1. Testing battery discharge, if you have a project that runs on a constant current which most regulated devices will. You can test how long your batteries will last when drawing a certain current over their dropping voltage. Can't do that with resistors.
Just discharging a battery goes fine, but if you require dropping it to zero, yes, a resistor will get quite slow through the tail. Though not proportionally so, because the battery itself has an exponential decay rate, so the last 50% of voltage takes less than 50% of the time, even with much less than 50% of the current draw.
2. Testing power dissipation over a wide voltage range. If you want to test your supply to its limits and change the voltage but draw the same power, this will do it. Resistors won't.
Cough... that requires negative resistance, not constant current.

One that's programmable for positive or negative (or infinite in the middle) resistance would cover that nicely, of course.
4. Testing voltage ripple in a rectified power supply designed for a particular project. You can draw various currents and test it over a specified range of currents, in 2ma increments.
Are you expecting that the ripple will vary in an unnatural manner from zero to nominal?
Digitizing as many points as possible can be handy, and makes nice spreadsheets, but isn't always useful. This relates to the analytical relevance of information and sampling: unless the power supply design is shitty (weird operating modes at certain oddball currents), it should be sufficient to define its operation with just a few points and an interpolating curve. More points are redundant.
The box of high precision power resistors you would need to test 0-8A 0-24V at 50W I would hate to think how much space that would take up let alone the cost!
Precision?
1. If I need to know something that accurately, my power supply must be a pretty crappy (razor thin margins) design!
2. If I need to know something that accurately, I'll measure it directly (volts and amps, or measure the resistance at temperature), which is better than watching it through the offset, gain and nonlinearity of a test box's digital readouts.
To check the operating area of a 0-8A, 0-24V supply, I would use probably twice as many steps as suggested by the design (presumably this example is a stepped linear regulating supply?), and also let it sit for an extended period of time on the highest current tests to verify that it can handle that power continuously (hint: those cheap Mastek and myriad clones (e.g. 30V 5A) you find on eBay won't).
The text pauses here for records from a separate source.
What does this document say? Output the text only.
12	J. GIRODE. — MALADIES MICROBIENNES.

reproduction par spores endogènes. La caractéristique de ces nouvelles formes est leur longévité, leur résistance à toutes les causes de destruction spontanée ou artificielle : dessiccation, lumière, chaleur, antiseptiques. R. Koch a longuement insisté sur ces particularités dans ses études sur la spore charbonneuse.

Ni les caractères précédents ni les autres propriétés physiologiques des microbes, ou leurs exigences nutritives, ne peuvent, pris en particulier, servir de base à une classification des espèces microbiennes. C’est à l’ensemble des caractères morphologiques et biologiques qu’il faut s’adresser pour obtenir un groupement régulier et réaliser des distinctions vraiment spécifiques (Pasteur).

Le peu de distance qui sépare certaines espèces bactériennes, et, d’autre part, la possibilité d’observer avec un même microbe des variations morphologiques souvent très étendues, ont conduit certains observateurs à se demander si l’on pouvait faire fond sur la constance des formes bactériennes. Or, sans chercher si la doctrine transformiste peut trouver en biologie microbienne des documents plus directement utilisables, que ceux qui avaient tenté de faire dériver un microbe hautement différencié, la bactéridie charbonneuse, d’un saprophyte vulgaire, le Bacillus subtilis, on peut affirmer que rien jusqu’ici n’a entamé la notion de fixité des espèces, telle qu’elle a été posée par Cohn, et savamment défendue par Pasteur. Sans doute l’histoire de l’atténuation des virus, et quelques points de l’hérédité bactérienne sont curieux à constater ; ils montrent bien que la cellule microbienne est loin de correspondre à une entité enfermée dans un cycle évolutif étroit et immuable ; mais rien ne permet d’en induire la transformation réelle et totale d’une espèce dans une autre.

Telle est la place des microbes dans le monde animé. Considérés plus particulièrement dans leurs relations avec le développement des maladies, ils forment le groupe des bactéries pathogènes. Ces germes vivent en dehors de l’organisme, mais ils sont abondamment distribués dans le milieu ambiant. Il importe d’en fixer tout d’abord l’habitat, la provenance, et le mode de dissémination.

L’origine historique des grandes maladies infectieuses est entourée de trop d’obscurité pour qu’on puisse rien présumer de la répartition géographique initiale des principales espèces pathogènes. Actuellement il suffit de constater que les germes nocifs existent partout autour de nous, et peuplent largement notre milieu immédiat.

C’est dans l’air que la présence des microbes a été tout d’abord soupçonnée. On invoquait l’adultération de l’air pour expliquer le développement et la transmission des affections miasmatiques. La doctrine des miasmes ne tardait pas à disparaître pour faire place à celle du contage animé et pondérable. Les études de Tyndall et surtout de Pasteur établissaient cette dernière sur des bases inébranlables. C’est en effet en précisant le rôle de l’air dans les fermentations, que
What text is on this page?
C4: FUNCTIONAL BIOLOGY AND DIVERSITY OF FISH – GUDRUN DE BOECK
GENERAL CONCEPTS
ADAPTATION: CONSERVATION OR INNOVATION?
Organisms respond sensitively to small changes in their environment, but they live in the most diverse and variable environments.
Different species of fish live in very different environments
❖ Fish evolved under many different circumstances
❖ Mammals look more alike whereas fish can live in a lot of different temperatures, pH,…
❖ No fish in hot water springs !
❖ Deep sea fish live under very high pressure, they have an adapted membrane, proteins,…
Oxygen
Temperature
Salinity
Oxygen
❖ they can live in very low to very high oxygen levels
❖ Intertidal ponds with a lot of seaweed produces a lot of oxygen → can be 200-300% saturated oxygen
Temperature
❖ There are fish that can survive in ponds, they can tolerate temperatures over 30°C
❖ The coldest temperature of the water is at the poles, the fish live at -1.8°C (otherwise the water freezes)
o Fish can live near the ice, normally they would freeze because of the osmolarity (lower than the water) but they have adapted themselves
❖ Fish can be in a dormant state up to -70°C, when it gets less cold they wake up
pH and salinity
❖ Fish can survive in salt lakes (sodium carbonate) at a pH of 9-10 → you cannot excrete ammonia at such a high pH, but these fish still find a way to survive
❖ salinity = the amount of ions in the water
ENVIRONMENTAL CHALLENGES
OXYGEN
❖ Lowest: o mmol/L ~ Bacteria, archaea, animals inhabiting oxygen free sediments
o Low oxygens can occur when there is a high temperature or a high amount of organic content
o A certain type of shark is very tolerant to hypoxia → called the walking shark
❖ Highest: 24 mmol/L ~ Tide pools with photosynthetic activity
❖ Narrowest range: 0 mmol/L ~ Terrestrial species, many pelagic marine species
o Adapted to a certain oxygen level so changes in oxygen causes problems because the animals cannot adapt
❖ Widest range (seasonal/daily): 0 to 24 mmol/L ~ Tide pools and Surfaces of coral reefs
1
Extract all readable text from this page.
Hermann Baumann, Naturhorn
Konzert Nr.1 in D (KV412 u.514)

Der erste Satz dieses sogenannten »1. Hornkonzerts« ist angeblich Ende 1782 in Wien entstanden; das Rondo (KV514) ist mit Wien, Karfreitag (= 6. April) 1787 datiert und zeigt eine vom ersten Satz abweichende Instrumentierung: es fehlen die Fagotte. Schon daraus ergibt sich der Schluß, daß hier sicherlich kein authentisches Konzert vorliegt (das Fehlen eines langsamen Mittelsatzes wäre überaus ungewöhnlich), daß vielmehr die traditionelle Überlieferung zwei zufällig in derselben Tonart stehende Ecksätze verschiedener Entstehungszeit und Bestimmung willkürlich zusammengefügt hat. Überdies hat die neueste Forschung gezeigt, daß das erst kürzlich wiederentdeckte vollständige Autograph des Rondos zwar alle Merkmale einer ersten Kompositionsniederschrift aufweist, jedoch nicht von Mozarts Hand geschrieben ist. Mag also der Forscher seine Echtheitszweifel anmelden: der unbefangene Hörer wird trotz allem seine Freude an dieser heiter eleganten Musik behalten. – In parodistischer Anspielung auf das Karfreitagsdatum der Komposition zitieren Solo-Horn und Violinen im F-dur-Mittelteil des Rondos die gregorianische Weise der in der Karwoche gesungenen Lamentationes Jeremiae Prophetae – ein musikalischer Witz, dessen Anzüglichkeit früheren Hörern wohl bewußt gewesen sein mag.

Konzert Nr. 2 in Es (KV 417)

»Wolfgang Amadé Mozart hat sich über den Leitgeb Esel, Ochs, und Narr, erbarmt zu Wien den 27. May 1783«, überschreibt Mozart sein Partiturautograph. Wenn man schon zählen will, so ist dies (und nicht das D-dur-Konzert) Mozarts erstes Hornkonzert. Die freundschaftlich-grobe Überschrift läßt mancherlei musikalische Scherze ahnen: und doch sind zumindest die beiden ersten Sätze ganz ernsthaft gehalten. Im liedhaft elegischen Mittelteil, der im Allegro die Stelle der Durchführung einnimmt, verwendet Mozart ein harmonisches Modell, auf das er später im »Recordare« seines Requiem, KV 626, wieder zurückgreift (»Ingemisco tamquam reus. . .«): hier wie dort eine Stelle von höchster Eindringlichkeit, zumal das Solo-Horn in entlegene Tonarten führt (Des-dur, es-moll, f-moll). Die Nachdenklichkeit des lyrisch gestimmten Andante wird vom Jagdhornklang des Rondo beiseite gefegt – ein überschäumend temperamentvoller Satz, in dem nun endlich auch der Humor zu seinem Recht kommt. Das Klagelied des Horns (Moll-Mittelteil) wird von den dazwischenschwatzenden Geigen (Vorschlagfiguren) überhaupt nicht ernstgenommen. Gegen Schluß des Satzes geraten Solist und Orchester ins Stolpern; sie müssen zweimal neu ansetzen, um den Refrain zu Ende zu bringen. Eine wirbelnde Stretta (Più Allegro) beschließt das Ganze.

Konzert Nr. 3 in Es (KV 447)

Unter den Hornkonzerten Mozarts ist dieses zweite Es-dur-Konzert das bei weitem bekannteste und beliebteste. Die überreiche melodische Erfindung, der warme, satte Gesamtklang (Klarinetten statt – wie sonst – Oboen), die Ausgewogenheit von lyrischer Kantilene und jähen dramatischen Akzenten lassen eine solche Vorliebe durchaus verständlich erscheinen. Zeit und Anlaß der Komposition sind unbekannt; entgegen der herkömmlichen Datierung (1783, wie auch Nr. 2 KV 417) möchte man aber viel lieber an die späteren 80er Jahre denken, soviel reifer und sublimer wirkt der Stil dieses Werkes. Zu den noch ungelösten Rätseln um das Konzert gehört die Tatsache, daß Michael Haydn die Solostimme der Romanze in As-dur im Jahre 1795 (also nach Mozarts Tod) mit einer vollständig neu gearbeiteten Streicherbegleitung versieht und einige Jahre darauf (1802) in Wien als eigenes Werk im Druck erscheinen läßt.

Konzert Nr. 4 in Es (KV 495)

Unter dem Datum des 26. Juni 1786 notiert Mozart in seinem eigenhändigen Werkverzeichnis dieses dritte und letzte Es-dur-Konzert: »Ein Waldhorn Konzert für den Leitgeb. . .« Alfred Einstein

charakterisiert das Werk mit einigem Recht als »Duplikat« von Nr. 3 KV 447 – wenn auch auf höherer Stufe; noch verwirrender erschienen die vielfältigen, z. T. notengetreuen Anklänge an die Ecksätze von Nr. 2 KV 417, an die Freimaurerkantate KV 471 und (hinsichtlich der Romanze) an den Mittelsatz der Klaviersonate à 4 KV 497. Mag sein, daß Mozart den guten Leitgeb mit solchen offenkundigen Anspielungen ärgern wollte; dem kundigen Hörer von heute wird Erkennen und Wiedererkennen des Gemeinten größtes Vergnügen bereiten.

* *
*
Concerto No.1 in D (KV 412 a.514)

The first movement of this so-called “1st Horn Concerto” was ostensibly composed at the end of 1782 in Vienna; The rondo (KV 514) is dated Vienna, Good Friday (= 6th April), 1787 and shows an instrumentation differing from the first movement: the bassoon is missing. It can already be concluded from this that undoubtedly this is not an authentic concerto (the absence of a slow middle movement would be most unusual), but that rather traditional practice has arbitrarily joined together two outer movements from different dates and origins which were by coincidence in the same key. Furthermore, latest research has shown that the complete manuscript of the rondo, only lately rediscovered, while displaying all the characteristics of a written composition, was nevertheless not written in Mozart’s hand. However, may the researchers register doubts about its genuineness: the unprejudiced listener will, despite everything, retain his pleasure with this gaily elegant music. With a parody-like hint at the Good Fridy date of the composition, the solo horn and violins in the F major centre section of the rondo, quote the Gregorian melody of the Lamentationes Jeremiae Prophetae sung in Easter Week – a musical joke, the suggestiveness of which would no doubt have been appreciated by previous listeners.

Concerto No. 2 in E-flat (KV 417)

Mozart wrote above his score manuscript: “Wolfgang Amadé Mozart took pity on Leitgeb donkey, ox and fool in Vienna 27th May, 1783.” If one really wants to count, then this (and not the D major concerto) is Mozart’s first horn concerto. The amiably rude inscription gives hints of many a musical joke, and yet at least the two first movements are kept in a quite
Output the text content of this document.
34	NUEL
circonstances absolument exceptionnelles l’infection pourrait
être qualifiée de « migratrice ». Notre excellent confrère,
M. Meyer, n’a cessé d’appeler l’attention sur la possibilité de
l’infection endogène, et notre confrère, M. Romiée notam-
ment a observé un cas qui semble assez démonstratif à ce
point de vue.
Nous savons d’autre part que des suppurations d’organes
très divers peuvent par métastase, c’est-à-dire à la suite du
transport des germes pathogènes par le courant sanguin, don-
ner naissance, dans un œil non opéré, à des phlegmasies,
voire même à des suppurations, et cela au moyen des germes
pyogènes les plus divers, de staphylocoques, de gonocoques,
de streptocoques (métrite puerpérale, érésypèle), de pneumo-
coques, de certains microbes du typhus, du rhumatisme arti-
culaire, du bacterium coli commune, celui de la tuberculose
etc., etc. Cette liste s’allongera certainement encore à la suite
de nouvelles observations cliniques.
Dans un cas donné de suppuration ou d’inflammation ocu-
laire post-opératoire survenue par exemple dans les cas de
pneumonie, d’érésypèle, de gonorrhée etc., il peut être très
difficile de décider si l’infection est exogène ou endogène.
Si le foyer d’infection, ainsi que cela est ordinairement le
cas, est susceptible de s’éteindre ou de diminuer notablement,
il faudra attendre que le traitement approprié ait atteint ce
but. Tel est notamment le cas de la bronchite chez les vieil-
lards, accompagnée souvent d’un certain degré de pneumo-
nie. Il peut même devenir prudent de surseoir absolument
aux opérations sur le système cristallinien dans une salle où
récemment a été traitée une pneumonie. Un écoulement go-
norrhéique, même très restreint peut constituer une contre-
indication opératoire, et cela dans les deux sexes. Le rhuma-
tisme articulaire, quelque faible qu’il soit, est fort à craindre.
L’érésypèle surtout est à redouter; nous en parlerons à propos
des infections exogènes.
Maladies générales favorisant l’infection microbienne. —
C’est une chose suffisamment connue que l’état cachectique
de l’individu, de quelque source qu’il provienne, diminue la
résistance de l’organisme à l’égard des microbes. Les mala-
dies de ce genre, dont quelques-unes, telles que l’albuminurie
If it's single range (200W square operating area instead), a grid of two or three voltages and currents will suffice to verify its operating range.
Load step is usually done with a moderate pre-load (10 or 50%) and the remainder switched; if the transient is well damped on both sides (i.e., for a load of R or 10*R), it's reasonable to expect it will tolerate a load of infinite R, and perhaps even negative R before going unstable. (The worst negative resistance a power supply should reasonably expect is dV/dI = incremental R = -V^2 / P, the constant power curve typical of switching supplies.) If the controller is well-behaved, the output impedance should be a well-defined RLC equivalent, which can be solved for based on transient response to find stability range.